Nigel menatap kearah Ayden, hanya dia satu-satunya orang yang tahu penyakitnya. Lelaki jangkung sedari tadi diam itu melangkah mendekat, membisikkan kata yang membuat Nigel meremas kuat tangannya.

"Apa Lo berpikir Gue akan menyimpan rahasia itu? Jangan mimpi sialan! Lo nggak berhak ngatur Gue." Ayden memundurkan langkahnya setelah membisikkan hal tersebut kepada Nigel.

"Ah, iya kalau Lo penyakitan gini bagus deh. Ngomong-ngomong kapan mati?" Pertanyaan laknat itu muncul dari lelaki berkulit tan.

"Haidar jaga ucapan mu." Perkataan Millo membuat semua yang disana terkejut.

"Apa maksud Lo?
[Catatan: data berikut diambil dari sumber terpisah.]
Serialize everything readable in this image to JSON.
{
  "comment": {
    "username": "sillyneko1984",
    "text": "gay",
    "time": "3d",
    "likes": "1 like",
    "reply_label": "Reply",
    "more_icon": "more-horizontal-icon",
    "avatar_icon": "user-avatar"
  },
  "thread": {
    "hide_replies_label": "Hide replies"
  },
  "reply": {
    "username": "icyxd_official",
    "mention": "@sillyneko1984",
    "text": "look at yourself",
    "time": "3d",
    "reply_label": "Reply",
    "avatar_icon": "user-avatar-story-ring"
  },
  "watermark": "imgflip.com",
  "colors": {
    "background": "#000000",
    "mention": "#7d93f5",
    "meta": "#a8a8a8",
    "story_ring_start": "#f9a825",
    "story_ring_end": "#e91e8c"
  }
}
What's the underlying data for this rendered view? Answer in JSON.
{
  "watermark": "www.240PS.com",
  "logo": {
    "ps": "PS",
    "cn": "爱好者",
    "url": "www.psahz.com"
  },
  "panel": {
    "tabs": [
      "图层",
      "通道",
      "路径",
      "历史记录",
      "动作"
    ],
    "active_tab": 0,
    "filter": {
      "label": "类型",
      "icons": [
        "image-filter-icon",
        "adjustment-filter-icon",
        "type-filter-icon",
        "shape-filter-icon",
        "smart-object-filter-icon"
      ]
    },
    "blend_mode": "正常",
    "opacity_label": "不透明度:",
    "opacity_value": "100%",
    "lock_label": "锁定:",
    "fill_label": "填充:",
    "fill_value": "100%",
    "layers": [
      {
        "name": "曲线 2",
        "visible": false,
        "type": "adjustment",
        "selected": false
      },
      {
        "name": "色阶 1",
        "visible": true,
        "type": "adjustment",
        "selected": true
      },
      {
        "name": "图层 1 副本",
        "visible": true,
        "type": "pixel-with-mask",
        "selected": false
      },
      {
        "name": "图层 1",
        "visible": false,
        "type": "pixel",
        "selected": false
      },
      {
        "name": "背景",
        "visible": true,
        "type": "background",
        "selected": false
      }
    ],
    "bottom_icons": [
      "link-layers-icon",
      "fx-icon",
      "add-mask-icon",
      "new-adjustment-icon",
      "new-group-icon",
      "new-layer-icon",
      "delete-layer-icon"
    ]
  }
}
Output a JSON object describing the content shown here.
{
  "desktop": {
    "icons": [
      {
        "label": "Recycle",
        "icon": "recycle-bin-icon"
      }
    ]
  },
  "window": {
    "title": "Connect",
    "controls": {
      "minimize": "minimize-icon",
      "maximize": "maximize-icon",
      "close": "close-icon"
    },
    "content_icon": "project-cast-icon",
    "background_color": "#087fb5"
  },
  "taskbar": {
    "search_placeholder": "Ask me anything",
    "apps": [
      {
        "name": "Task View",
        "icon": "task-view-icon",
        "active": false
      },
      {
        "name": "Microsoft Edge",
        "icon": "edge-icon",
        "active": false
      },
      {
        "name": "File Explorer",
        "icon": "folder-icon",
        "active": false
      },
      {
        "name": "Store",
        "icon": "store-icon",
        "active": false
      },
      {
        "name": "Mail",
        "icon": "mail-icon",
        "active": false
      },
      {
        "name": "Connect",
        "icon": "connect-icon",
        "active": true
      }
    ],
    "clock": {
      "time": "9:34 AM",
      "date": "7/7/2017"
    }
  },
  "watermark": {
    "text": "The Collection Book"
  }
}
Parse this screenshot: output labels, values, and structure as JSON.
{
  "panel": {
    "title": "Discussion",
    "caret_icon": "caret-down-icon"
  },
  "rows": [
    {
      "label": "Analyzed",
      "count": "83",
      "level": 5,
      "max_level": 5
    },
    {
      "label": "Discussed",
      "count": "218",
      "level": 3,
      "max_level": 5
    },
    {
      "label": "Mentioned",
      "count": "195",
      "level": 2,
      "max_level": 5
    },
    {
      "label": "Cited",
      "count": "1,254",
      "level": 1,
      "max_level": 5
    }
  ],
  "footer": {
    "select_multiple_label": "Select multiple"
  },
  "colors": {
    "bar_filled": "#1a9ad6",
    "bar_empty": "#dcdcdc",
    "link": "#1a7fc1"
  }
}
Lo bela dia?" Agham menatap tak percaya Kakak sulungnya.

Millo menggeleng, "Lupakan, Gue pusing." Setelahnya Millo beranjak dari sana meninggalkan mereka semua.

Pada akhirnya semuanya keluar, menyisakan Nigel, Joan, Zidan, Ayden juga Ningsih di ruang karate.

Zidan masih menatap Nigel dengan tajam, bahkan lebih tajam dari sebelumnya. Entah apa dia telah membuat kesalahan fatal? Tetapi seingatnya dia tidak melakukan kesalahan-kesalahan apapun.

Ningsih yang sedari tadi diam bersembunyi dibalik punggung kekasihnya meremas ujung pakaiannya, entah apa yang telah direncanakan oleh gadis itu yang jelas sekarang dia tengah menatap Nigel dengan smirk di wajahnya.